Beatrix said nothing for a moment, and as Malcolm looked at her beautiful face and long fine lashes and the little wistful smile on her lips he saw the fallen log again, and the young birches just broken into leaf; the little big-eyed girl who had ordered him about and the pair of new brown shoes that he had put on that day and which hurt him very much.
"Mally, I never read about Joan of Arc now," she said. "I'm ashamed. Never again, as long as I live, shall I ever have a chance to do big things, and sometimes,—not very often,—but just for a minute when I hear a wonderful piece of music or see the sun go down as it did last night,—I wish that father had really lost all his money and I was an artist or something working for him. Oh, Mally, old thing, I'm not really much good these days and I might have been,—I really might have been. You're a poet. You get closer to the angels than ordinary mortals. What can I do? How shall I become something? Is there no way for me to justify having once been able to carry that funny old bulging bag up to father?"
It was Malcolm's turn to say nothing for a moment. From where they stood he could see Franklin's clean-cut profile as he sat with his chin on his fist looking out to sea. And the man who was his friend and whose story he knew, seemed to look awfully alone and hurt. And then he spoke, eagerly, with a great and God-sent unselfishness. "Dear girl," he said, "my dear little girl, open your heart to Pel. That's the way."

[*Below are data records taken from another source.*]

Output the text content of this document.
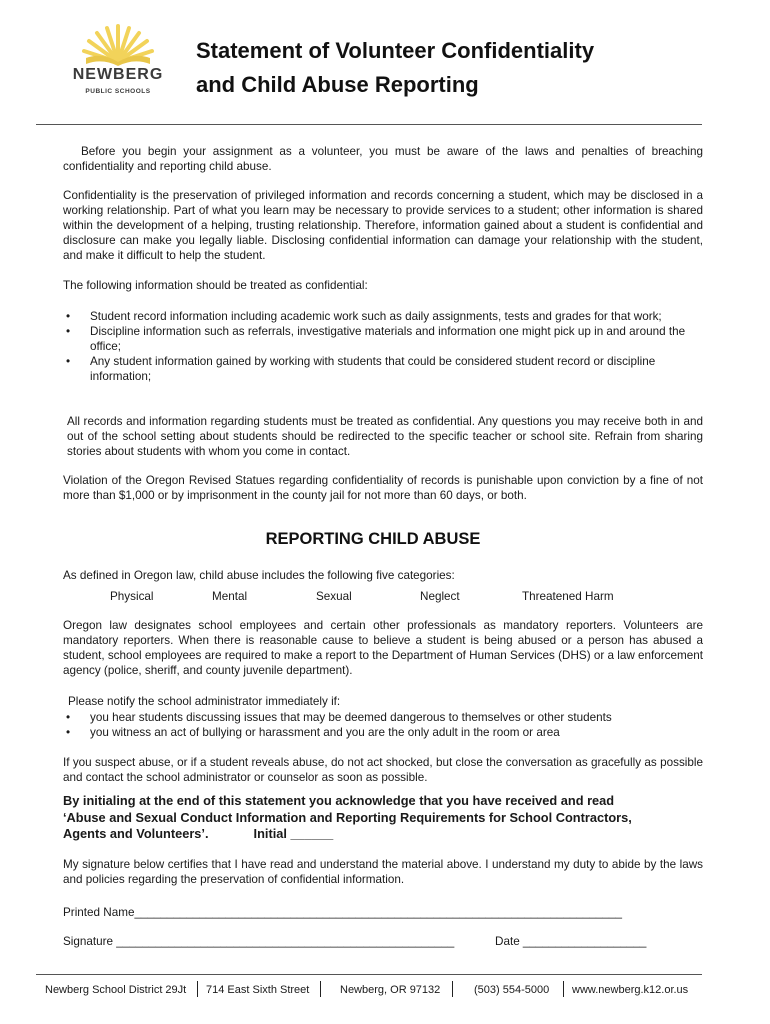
NEWBERG
PUBLIC SCHOOLS
Statement of Volunteer Confidentiality
and Child Abuse Reporting
Before you begin your assignment as a volunteer, you must be aware of the laws and penalties of breaching confidentiality and reporting child abuse.
Confidentiality is the preservation of privileged information and records concerning a student, which may be disclosed in a working relationship. Part of what you learn may be necessary to provide services to a student; other information is shared within the development of a helping, trusting relationship. Therefore, information gained about a student is confidential and disclosure can make you legally liable. Disclosing confidential information can damage your relationship with the student, and make it difficult to help the student.
The following information should be treated as confidential:
• Student record information including academic work such as daily assignments, tests and grades for that work;
• Discipline information such as referrals, investigative materials and information one might pick up in and around the office;
• Any student information gained by working with students that could be considered student record or discipline information;
All records and information regarding students must be treated as confidential. Any questions you may receive both in and out of the school setting about students should be redirected to the specific teacher or school site. Refrain from sharing stories about students with whom you come in contact.
Violation of the Oregon Revised Statues regarding confidentiality of records is punishable upon conviction by a fine of not more than $1,000 or by imprisonment in the county jail for not more than 60 days, or both.
REPORTING CHILD ABUSE
As defined in Oregon law, child abuse includes the following five categories:
Physical	Mental	Sexual	Neglect	Threatened Harm
Oregon law designates school employees and certain other professionals as mandatory reporters. Volunteers are mandatory reporters. When there is reasonable cause to believe a student is being abused or a person has abused a student, school employees are required to make a report to the Department of Human Services (DHS) or a law enforcement agency (police, sheriff, and county juvenile department).
Please notify the school administrator immediately if:
• you hear students discussing issues that may be deemed dangerous to themselves or other students
• you witness an act of bullying or harassment and you are the only adult in the room or area
If you suspect abuse, or if a student reveals abuse, do not act shocked, but close the conversation as gracefully as possible and contact the school administrator or counselor as soon as possible.
By initialing at the end of this statement you acknowledge that you have received and read
‘Abuse and Sexual Conduct Information and Reporting Requirements for School Contractors,
Agents and Volunteers’.	Initial ______
My signature below certifies that I have read and understand the material above. I understand my duty to abide by the laws and policies regarding the preservation of confidential information.
Printed Name___________________________________________________________________________
Signature ____________________________________________________	Date ___________________
Newberg School District 29Jt 714 East Sixth Street	Newberg, OR 97132	(503) 554-5000 www.newberg.k12.or.us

The next instant the warm young arm was pulled sharply away from his own and a scoffing laugh was carried off like a bird. "Not in this world," she cried. "Not in this world!"
And then, with a little devil on her shoulder, the same little devil that had made her do all her foolish, impulsive, inconsistent things, she went over to where Franklin was sitting and stood with one foot on the deck chair vacated by Ida Larpent, who had found it difficult to get any attention. The girl's brain was suddenly filled with an impish desire to flick her host's apparent imperturbability with the whip of sarcasm.
"Well," she said, putting a note of bonhomie into her voice that Franklin had never heard before, and liked. "Thinking,—for a change?"
He got up and stood with his back to one of the iron supports. "Why for a change?" Good Heavens, what a picture she made, standing there!
"I've always been under the impression that sportsmen never think."
Franklin laughed. What did he care what she said so that she spoke to him, and he saw the flash of her teeth, the gleam of her dimples, the play of her astounding eyes? "You mean, being a sportsman, I don't need and have not been given, the necessary machinery for thinking?"
"I wouldn't for a moment go so far as that," she said, with a curiously expressive gesture which completely contradicted her remark. "You spend most of your time on the Galatea, don't you?"